Lebanon celebrates its Independence Day as one, yet its people remain divided, revealing a nation still without a shared history to truly unite them.
A nation written in many voices
As Lebanon’s Independence Day draws near, the country once again prepares for a familiar ritual. Flags start sprouting on streetlights and cars, schools rehearse the national anthem for the yearly ceremonies with students performing for their parents, and TV ads begin speaking about Lebanon and its greatness. Then, on the 22nd of November, for a single day, Lebanon forgets about its internal divisions and celebrates, as one people, the birth of the nation. But as soon as the day ends, the flags are taken down and replaced with festive Christmas decorations, school rehearsals shift to Christmas themes, and TV ads start talking about the magic of the season. And with it, Lebanon slips back into its familiar cycle of infighting and discord, forgetting that only a few days earlier everyone was celebrating as one.
All of this points to a deeper truth: Independence Day acts as nothing more than a temporal marker, a day where we celebrate a date and not a birth, a day where we remember the ritual and not the struggle of our forefathers, and a day that is forgotten as soon as the flags are gone. While in principle, this day should represent something far greater: the beginning of a shared history for all sects. Yet Lebanon has never built a unified national narrative around independence, not simply as a matter of disagreement, but rather owing to the fact that historical memory has developed separately within each community, producing distinct and sometimes incompatible accounts of Lebanon’s past.
These accounts are not merely historical disagreements, as they represent accounts of what Lebanon is and where it comes from. And from those answers a more crucial one emerges: to whom Lebanon ultimately belongs. Some see Lebanon as the continuation of the Phoenician empire, of Mediterranean stock and culture, while others, through a Pan-Arab lens, view it as an integral part of the Arab world. Some frame its history as one of Islamic struggle against foreign invaders, while others interpret Lebanon through a leftist lens, seeing only class struggle and anti-imperialism. And with each narrative comes an implicit claim to ownership: Lebanon as the legacy of its Christian communities and their ancient Mediterranean lineage; Lebanon as an Arab nation shaped by Sunni political currents and regional struggles; Lebanon as an Islamic project anchored in Shia resistance… All of these answers lack what Lebanon needs most today, a historical framework that understands Lebanon as belonging to its citizens collectively, rather than to the memory of any single community.
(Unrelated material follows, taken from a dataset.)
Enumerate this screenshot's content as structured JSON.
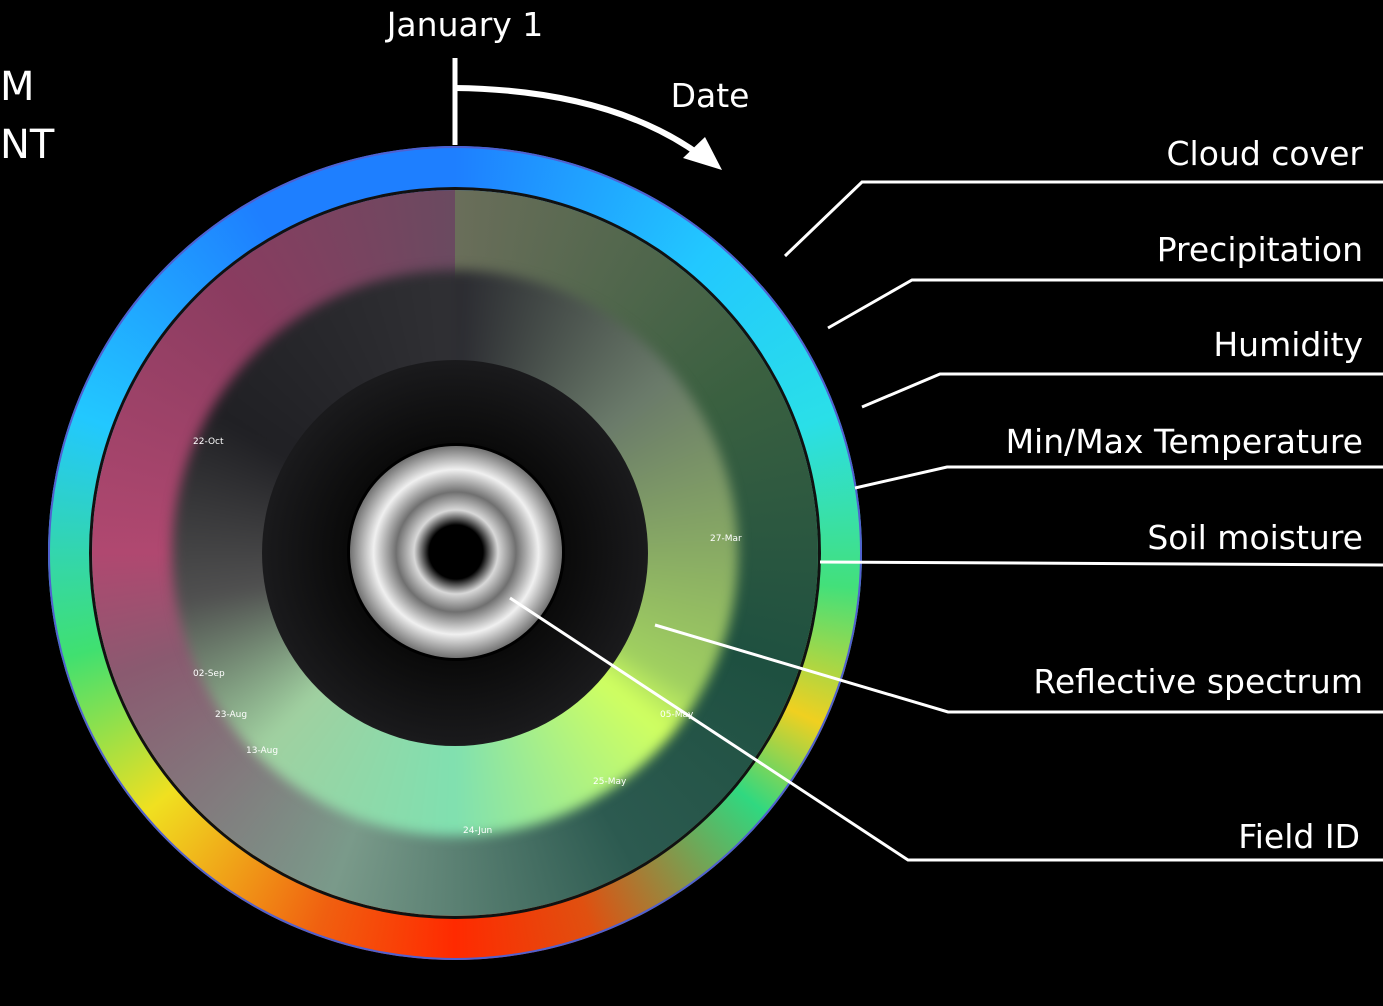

Yet this is easier said than done, for Lebanon’s national identity was not the foundation of the state, but a post-hoc narrative layered onto it after its formation. This was not a coincidence. Long before the idea of an independent Lebanon, identity in the country was shaped through the Ottoman millet system, which organized communities by religion rather than nationality. When France later established Greater Lebanon, instead of replacing these communal divisions, it built on them, reinforcing sectarian identities rather than developing a shared national one.
And while the independence of 1943 formalized sovereignty, it failed to produce a unified origin story. The civil war later capitalized on this absence, consolidating and militarizing pre-existing divides, with each sect constructing its own account of the war’s causes and consequences. This had important ramifications because the post-war era's lack of truth-seeking tools hindered the development of an official national narrative. A legacy that is still present in official school curricula, which portray Lebanese history as starting with the Mutasarrifiyya and abruptly ending before the civil war, as though the preceding centuries and the decades that followed never happened.
These conditions explain how Lebanon’s fragmented memory came to exist, but they do not address why this fragmentation matters. Shared history is important because nations need a common framework for people to understand themselves as members of the same political community, not because they need a single narrative. It also serves as the foundation for political legitimacy; when institutions are seen as the result of a shared history rather than the extension of a specific group, they are viewed as credible. Where no such framework exists, authority fragments and state roles are interpreted through communal lenses rather than national ones.
Shared history also provides the conditions for solidarity, giving collective action meaning beyond temporary interests. Without it, cooperation is contingent and dissolves once incentives shift. Finally, fragmented memory hinders conflict resolution, as each group interprets past violence through its own narrative rather than a shared account. A nation may tolerate multiple memories, but it requires a shared historical horizon.
Lebanon might not seem to be closer to a common historical narrative. Its institutions and collective memory are still disjointed. However, the forces reshaping the nation, such as the economic collapse, social decline, and mass migration, are not limited to any one community. They represent a shared historical moment, if not yet a shared historical narrative. If a common story does eventually emerge, it might come from the lived effects of a crisis that has affected almost every household rather than from settling long-standing identity conflicts. Sometimes nations are born out of perseverance rather than agreement.